2) MySQL Cluster Configurator (MCC, Auto Installer)
MCC is significantly improved. Particularly for setups where you
have external computers either on-premise or in the cloud.

3) New cloud feature
In the cloud with availability domains/zones it is possible to have
10x difference between latency inside an AD compared to between
ADs. To run MySQL Cluster in a cloud region with synchronous
replication between ADs one can now configure nodes with a
LocationDomainId. This LocationDomainId will be used to
ensure that transaction coordinator is placed in the same AD and
that we always prefer reading data from our own AD if possible.

4) New ODirectSyncFlag
When using ODirect there are a number of file systems that ensures that writes
are also synched to disk. If the user knows that he is working in such an
environment setting ODirectSyncFlag can improve disk write speeds by
around 2-3x. This is particularly interesting when using hard drives.

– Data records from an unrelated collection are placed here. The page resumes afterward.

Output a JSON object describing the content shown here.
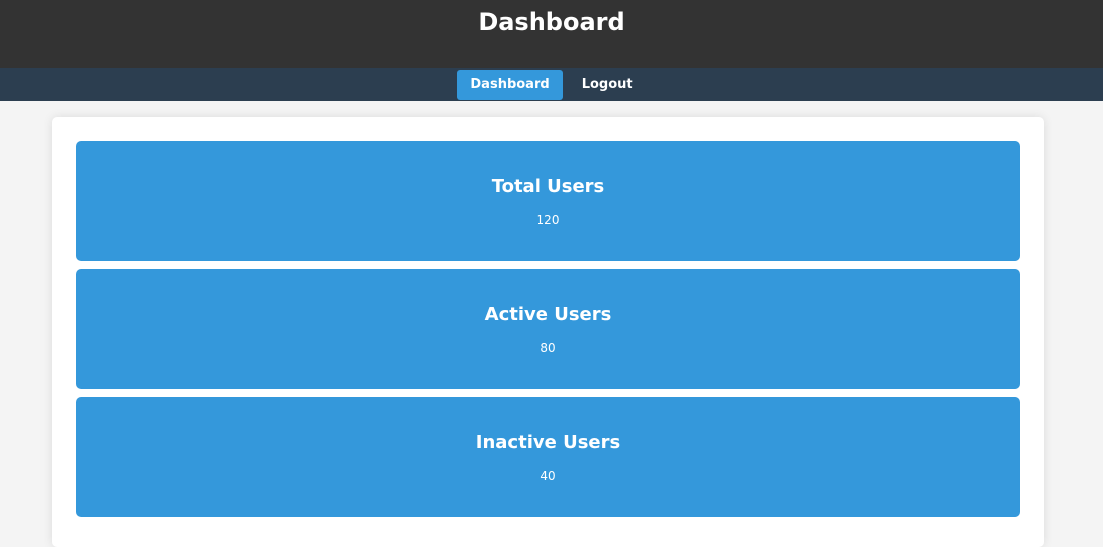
{
  "header": {
    "title": "Dashboard"
  },
  "nav": {
    "items": [
      {
        "label": "Dashboard",
        "active": true
      },
      {
        "label": "Logout",
        "active": false
      }
    ]
  },
  "cards": [
    {
      "title": "Total Users",
      "value": "120"
    },
    {
      "title": "Active Users",
      "value": "80"
    },
    {
      "title": "Inactive Users",
      "value": "40"
    }
  ],
  "colors": {
    "header_bg": "#333333",
    "nav_bg": "#2c3e50",
    "accent": "#3498db",
    "page_bg": "#f4f4f4"
  }
}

5) Change default behaviour of restart configuration
We changed the BuildIndexThreads from 0 to 128 to improve speed of
index rebuilds. We added a new configuration setting to specify which
CPUs that can be used for index rebuilds.

We increased batch sizes (and made them configurable) to improve
performance of unique index creation and online add node and some
other algorithms.

We changed the default algorithm for initial node restart to rebuild indexes
in a special phase.

All these changes can lead to a very significant reduction in restore times.

6) Many improvements to our parallel query implementation (pushdown join,
SPJ). The improvement depends on the queries, but in our special benchmark
query we have improved latency of query execution to almost half.

7) Parallel UNDO log applier for disk columns
The phase where we apply the UNDO log is now fully parallelised over all
LDM threads. For a scenario with 4 LDM threads we've seen a speed up of
5x for the UNDO log applier phase (this is only used to UNDO changes in
pages containing disk columns during a restart).

8) Bug fixes
We have continued our quality improvements to ensure that each new version
is even more stable compared to the previous one.